For me, Turkish delight is a Christmas thing – growing up it could always be found next to sugared almonds, dates (the old-fashioned sort with the plastic prong for spearing) and a large bowl of whole nuts waiting to be cracked. I also remember my father producing it at key moments during a reading of The Lion, The Witch and The Wardrobe. There is no getting away from the fact that this recipe takes time – make it when you are happy to spend at least an hour stirring away at the stove, preferably with something good to listen to.

Ingredients

Quantity Ingredient
oil, for greasing
500g granulated sugar
1 bergamot or lemon, Pared zest, (or a combination)
1 tablespoon bergamot or lemon juice
125g cornflour
1 teaspoon cream of tartar
1 tablespoon rose water

To coat

Quantity Ingredient
50g icing sugar
50g cornflour

Method

  1. Lightly oil a 20cm square-sided tin. Line with plastic wrap and lightly oil again.
  2. Put the granulated sugar into a saucepan with 600ml water and the zest. Heat slowly, stirring constantly until the sugar has dissolved, then turn up the heat and bring to the boil. Turn down slightly then leave to bubble away until you have a syrup that has reached the hard ball stage – you want it to be between 118 and 121°C. This will take around 15 minutes. Add the juice.
  3. Meanwhile, put the cornflour and cream of tartar into a saucepan with 500ml plus 2 tbsp water, making sure you whisk out any lumps. Heat, stirring constantly, until the mixture comes to the boil. Keep stirring until it is well thickened, then remove from the heat.
  4. Strain the sugar syrup to remove the citrus zest, then pour a small amount into the cornflour mix, whisking it in thoroughly.

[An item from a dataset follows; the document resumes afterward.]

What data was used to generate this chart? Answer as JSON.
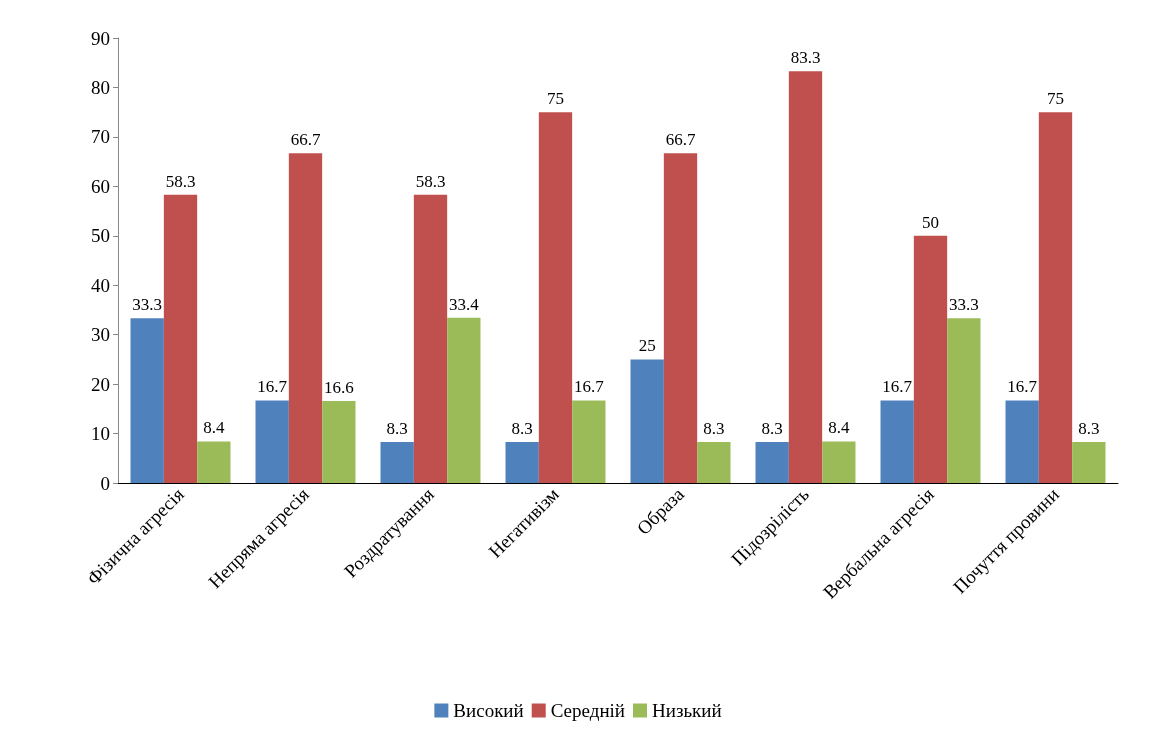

Gradually incorporate the rest of the sugar syrup until you have a smooth paste. Return to the heat and bring to the boil. Turn down the heat until the mixture is very gently simmering then stir constantly and steadily for an hour, or until the mixture is very thick, and when you scrape a spoon across the bottom of the pan, it leaves a clean trail behind it.
  5. To test whether the Turkish delight is done, take a small amount and drop it into a bowl of cold water. When it has cooled down, remove and give it a squeeze – if it is pliable but stays in a firm, unyielding lump without breaking apart, it is done. Add the rose water and stir over the heat for another minute or two until it is well combined. Immediately pour into the prepared tin, spreading it out as evenly as possible, then leave to cool.
  6. Mix the icing sugar with the cornflour – this will help stop the icing sugar from melting over time. Cut the cooled Turkish delight into lumps and toss in the icing sugar mixture.
  7. Store in a lined box that has plenty of ventilation – if you keep it anywhere airtight it will start bleeding until it all runs together in a sticky mess.

Variations

  • These are endless, but my favourite is lime or sour orange with orange blossom water. Simply substitute the citrus and use orange blossom water in place of the rose water. Another option is using lemon verbena leaves in place of the zest. In this instance continue to use the lemon juice.